|Adaptive, reliable automation and intelligent decision making are essential for the success of our space ground systems. One big challenge is migrating capabilities out of the lab to supporting critical mission operations. In the past, these approaches were often misunderstood, misapplied, too complex or costly to sustain, or insufficient for mission needs. Applied intelligent systems and machine learning WG technologies have begun to address this challenge through self-evolving, efficient, and value-focused capabilities.
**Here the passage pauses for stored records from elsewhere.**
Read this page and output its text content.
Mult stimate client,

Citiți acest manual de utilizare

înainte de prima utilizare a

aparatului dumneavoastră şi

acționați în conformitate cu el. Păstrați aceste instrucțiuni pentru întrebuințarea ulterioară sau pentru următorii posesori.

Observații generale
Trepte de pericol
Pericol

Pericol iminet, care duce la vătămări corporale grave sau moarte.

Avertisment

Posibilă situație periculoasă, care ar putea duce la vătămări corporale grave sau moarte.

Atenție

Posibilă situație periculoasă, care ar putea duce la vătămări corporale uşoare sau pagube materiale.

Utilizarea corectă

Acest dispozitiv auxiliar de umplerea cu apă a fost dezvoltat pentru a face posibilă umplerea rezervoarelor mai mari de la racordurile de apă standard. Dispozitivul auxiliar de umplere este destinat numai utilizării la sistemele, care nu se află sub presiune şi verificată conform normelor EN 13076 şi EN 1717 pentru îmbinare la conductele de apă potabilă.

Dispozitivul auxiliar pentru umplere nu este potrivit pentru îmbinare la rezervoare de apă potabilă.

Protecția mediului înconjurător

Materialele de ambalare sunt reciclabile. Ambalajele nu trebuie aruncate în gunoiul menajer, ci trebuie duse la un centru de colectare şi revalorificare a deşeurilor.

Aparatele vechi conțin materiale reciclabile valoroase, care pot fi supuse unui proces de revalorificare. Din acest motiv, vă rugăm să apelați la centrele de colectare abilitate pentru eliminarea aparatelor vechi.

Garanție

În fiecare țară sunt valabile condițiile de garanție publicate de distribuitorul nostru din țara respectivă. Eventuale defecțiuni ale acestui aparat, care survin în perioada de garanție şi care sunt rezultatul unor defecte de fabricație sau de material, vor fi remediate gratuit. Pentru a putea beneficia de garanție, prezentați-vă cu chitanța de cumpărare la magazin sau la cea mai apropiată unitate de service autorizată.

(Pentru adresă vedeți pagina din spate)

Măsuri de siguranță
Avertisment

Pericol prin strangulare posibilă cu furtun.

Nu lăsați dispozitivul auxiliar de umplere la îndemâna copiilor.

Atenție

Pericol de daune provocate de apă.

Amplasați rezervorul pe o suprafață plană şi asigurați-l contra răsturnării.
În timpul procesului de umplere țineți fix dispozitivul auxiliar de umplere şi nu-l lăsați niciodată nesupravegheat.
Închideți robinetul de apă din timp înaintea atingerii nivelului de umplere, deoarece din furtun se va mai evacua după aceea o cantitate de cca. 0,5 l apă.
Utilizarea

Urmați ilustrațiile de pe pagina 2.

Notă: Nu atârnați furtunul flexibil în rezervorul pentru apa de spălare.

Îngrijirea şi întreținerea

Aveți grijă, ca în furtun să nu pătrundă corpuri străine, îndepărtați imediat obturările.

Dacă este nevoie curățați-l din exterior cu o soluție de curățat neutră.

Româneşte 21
In addition, un-realized opportunities exist for applying established, or rapidly emerging technologies, solutions and architectures to the area of ground system space control and mission processing.
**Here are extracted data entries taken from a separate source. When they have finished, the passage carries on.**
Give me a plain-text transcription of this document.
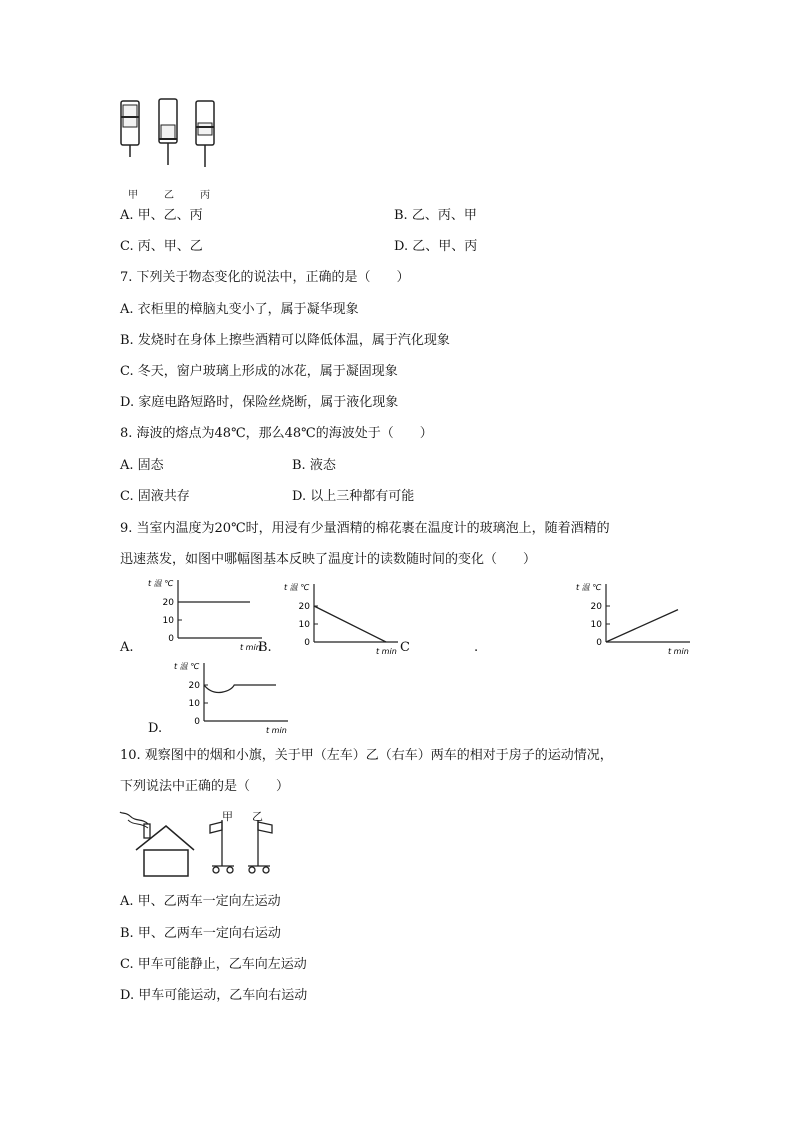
甲	乙	丙
A. 甲、乙、丙	B. 乙、丙、甲
C. 丙、甲、乙	D. 乙、甲、丙
7. 下列关于物态变化的说法中，正确的是（　　）
A. 衣柜里的樟脑丸变小了，属于凝华现象
B. 发烧时在身体上擦些酒精可以降低体温，属于汽化现象
C. 冬天，窗户玻璃上形成的冰花，属于凝固现象
D. 家庭电路短路时，保险丝烧断，属于液化现象
8. 海波的熔点为48℃，那么48℃的海波处于（　　）
A. 固态	B. 液态
C. 固液共存	D. 以上三种都有可能
9. 当室内温度为20℃时，用浸有少量酒精的棉花裹在温度计的玻璃泡上，随着酒精的
迅速蒸发，如图中哪幅图基本反映了温度计的读数随时间的变化（　　）
t 温 ℃
t min
0
10
20
t 温 ℃
t min
0
10
20
t 温 ℃
t min
0
10
20
t 温 ℃
t min
0
10
20
A.	B.	C	.
D.
10. 观察图中的烟和小旗，关于甲（左车）乙（右车）两车的相对于房子的运动情况，
下列说法中正确的是（　　）
甲 乙
A. 甲、乙两车一定向左运动
B. 甲、乙两车一定向右运动
C. 甲车可能静止，乙车向左运动
D. 甲车可能运动，乙车向右运动
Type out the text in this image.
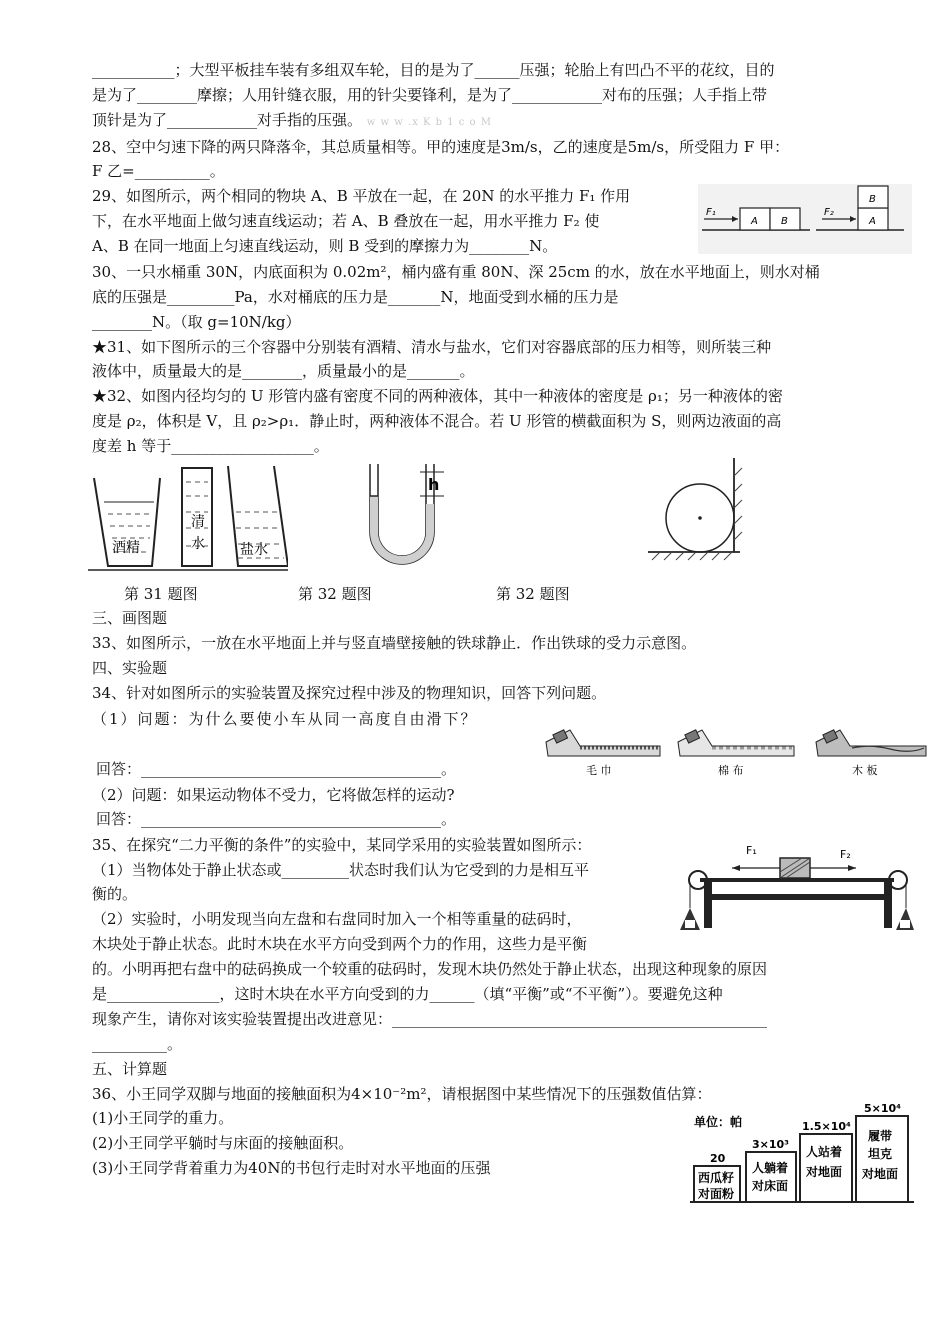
___________；大型平板挂车装有多组双车轮，目的是为了______压强；轮胎上有凹凸不平的花纹，目的
是为了________摩擦；人用针缝衣服，用的针尖要锋利，是为了____________对布的压强；人手指上带
顶针是为了____________对手指的压强。 w w w .x K b 1 c o M
28、空中匀速下降的两只降落伞，其总质量相等。甲的速度是3m/s，乙的速度是5m/s，所受阻力 F 甲：
F 乙=__________。
29、如图所示，两个相同的物块 A、B 平放在一起，在 20N 的水平推力 F₁ 作用
下，在水平地面上做匀速直线运动；若 A、B 叠放在一起，用水平推力 F₂ 使
A、B 在同一地面上匀速直线运动，则 B 受到的摩擦力为________N。
30、一只水桶重 30N，内底面积为 0.02m²，桶内盛有重 80N、深 25cm 的水，放在水平地面上，则水对桶
底的压强是_________Pa，水对桶底的压力是_______N，地面受到水桶的压力是
________N。（取 g=10N/kg）
★31、如下图所示的三个容器中分别装有酒精、清水与盐水，它们对容器底部的压力相等，则所装三种
液体中，质量最大的是________，质量最小的是_______。
★32、如图内径均匀的 U 形管内盛有密度不同的两种液体，其中一种液体的密度是 ρ₁；另一种液体的密
度是 ρ₂，体积是 V，且 ρ₂>ρ₁．静止时，两种液体不混合。若 U 形管的横截面积为 S，则两边液面的高
度差 h 等于___________________。
酒精
清
水	盐水
h
第 31 题图	第 32 题图	第 32 题图
三、画图题
33、如图所示，一放在水平地面上并与竖直墙壁接触的铁球静止．作出铁球的受力示意图。
四、实验题
34、针对如图所示的实验装置及探究过程中涉及的物理知识，回答下列问题。
（1）问题：为什么要使小车从同一高度自由滑下？
回答：________________________________________。
（2）问题：如果运动物体不受力，它将做怎样的运动?
回答：________________________________________。
35、在探究“二力平衡的条件”的实验中，某同学采用的实验装置如图所示：
（1）当物体处于静止状态或_________状态时我们认为它受到的力是相互平
衡的。
（2）实验时，小明发现当向左盘和右盘同时加入一个相等重量的砝码时，
木块处于静止状态。此时木块在水平方向受到两个力的作用，这些力是平衡
的。小明再把右盘中的砝码换成一个较重的砝码时，发现木块仍然处于静止状态，出现这种现象的原因
是_______________，这时木块在水平方向受到的力______（填“平衡”或“不平衡”）。要避免这种
现象产生，请你对该实验装置提出改进意见：__________________________________________________
__________。
五、计算题
36、小王同学双脚与地面的接触面积为4×10⁻²m²，请根据图中某些情况下的压强数值估算：
(1)小王同学的重力。
(2)小王同学平躺时与床面的接触面积。
(3)小王同学背着重力为40N的书包行走时对水平地面的压强
F₁	F₂
A B	A
B
毛 巾	棉 布	木 板
F₁	F₂
单位：帕
20
3×10³
1.5×10⁴
5×10⁴
西瓜籽
对面粉
人躺着
对床面
人站着
对地面
履带
坦克
对地面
This year of the GSAW “Intelligent Systems / Machine Learning for Space Ground Systems” working group will explore deeper the themes of:
- Where do intelligent systems and machine learning currently exist in space ground systems?
- What underlying parts of the space ground systems, enterprise and operations are suited to intelligent systems and machine learning?
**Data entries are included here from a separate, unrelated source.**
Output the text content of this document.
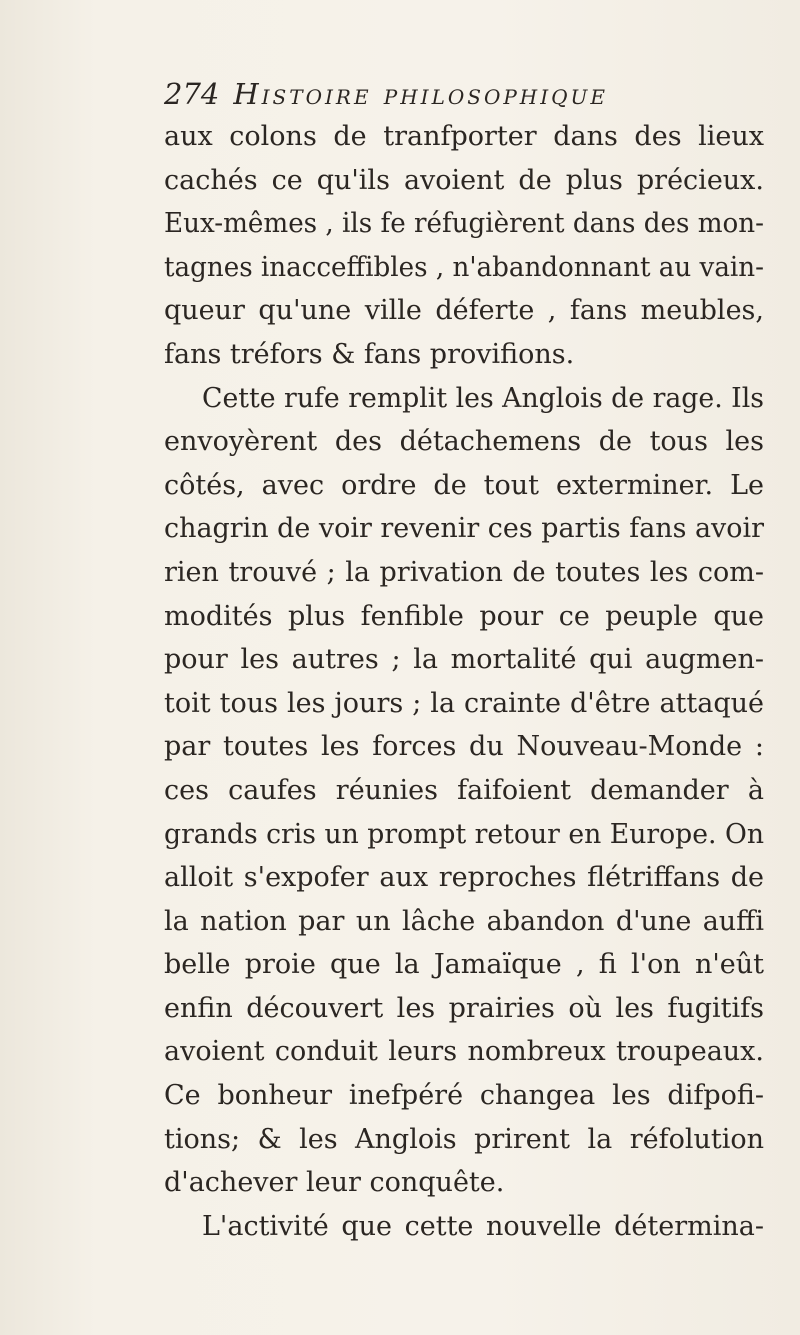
274 Histoire philosophique
aux colons de tranfporter dans des lieux
cachés ce qu'ils avoient de plus précieux.
Eux-mêmes , ils fe réfugièrent dans des mon-
tagnes inacceffibles , n'abandonnant au vain-
queur qu'une ville déferte , fans meubles,
fans tréfors & fans provifions.
Cette rufe remplit les Anglois de rage. Ils
envoyèrent des détachemens de tous les
côtés, avec ordre de tout exterminer. Le
chagrin de voir revenir ces partis fans avoir
rien trouvé ; la privation de toutes les com-
modités plus fenfible pour ce peuple que
pour les autres ; la mortalité qui augmen-
toit tous les jours ; la crainte d'être attaqué
par toutes les forces du Nouveau-Monde :
ces caufes réunies faifoient demander à
grands cris un prompt retour en Europe. On
alloit s'expofer aux reproches flétriffans de
la nation par un lâche abandon d'une auffi
belle proie que la Jamaïque , fi l'on n'eût
enfin découvert les prairies où les fugitifs
avoient conduit leurs nombreux troupeaux.
Ce bonheur inefpéré changea les difpofi-
tions; & les Anglois prirent la réfolution
d'achever leur conquête.
L'activité que cette nouvelle détermina-
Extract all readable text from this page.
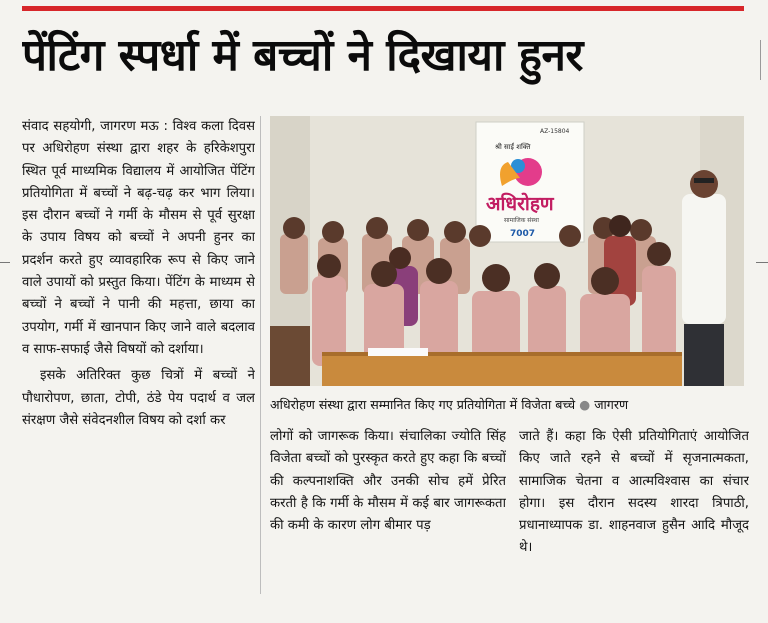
पेंटिंग स्पर्धा में बच्चों ने दिखाया हुनर

संवाद सहयोगी, जागरण मऊ : विश्व कला दिवस पर अधिरोहण संस्था द्वारा शहर के हरिकेशपुरा स्थित पूर्व माध्यमिक विद्यालय में आयोजित पेंटिंग प्रतियोगिता में बच्चों ने बढ़-चढ़ कर भाग लिया। इस दौरान बच्चों ने गर्मी के मौसम से पूर्व सुरक्षा के उपाय विषय को बच्चों ने अपनी हुनर का प्रदर्शन करते हुए व्यावहारिक रूप से किए जाने वाले उपायों को प्रस्तुत किया। पेंटिंग के माध्यम से बच्चों ने बच्चों ने पानी की महत्ता, छाया का उपयोग, गर्मी में खानपान किए जाने वाले बदलाव व साफ-सफाई जैसे विषयों को दर्शाया।

इसके अतिरिक्त कुछ चित्रों में बच्चों ने पौधारोपण, छाता, टोपी, ठंडे पेय पदार्थ व जल संरक्षण जैसे संवेदनशील विषय को दर्शा कर

AZ-15804
श्री साईं शक्ति
अधिरोहण
सामाजिक संस्था
7007
अधिरोहण संस्था द्वारा सम्मानित किए गए प्रतियोगिता में विजेता बच्चे ● जागरण

लोगों को जागरूक किया। संचालिका ज्योति सिंह विजेता बच्चों को पुरस्कृत करते हुए कहा कि बच्चों की कल्पनाशक्ति और उनकी सोच हमें प्रेरित करती है कि गर्मी के मौसम में कई बार जागरूकता की कमी के कारण लोग बीमार पड़

जाते हैं। कहा कि ऐसी प्रतियोगिताएं आयोजित किए जाते रहने से बच्चों में सृजनात्मकता, सामाजिक चेतना व आत्मविश्वास का संचार होगा। इस दौरान सदस्य शारदा त्रिपाठी, प्रधानाध्यापक डा. शाहनवाज हुसैन आदि मौजूद थे।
- What emerging capabilities and technologies are being developed in the community?
- What are real-world impediments for adoption in operations?
- What capability and technology gaps exist and might seed further research and investment?
|Jon Neff is a data scientist and system engineer in the Civil Systems Group Artificial Intelligence, Analytics and Innovation Department at The Aerospace Corporation. He has worked on development and operations of several NASA robotic space missions and also has experience in software startups and medical devices. Most recently, he was Director, Risk Analytics at Visa. He has a Ph.D. in aerospace engineering from the University of Texas at Austin and an MBA from Pepperdine University.
Dan Balderston is a Senior Engineering Specialist in the Applied Software Technologies Department at The Aerospace Corporation. Dan has many years of experience on Air Force programs in flight software and spacecraft avionics with a focus on anomaly detection, risk assessment and mitigation. In 2018, Dan was part of a team that won an Aerospace Corporation Innovation Award for work on the Watcher satellite cybersecurity application.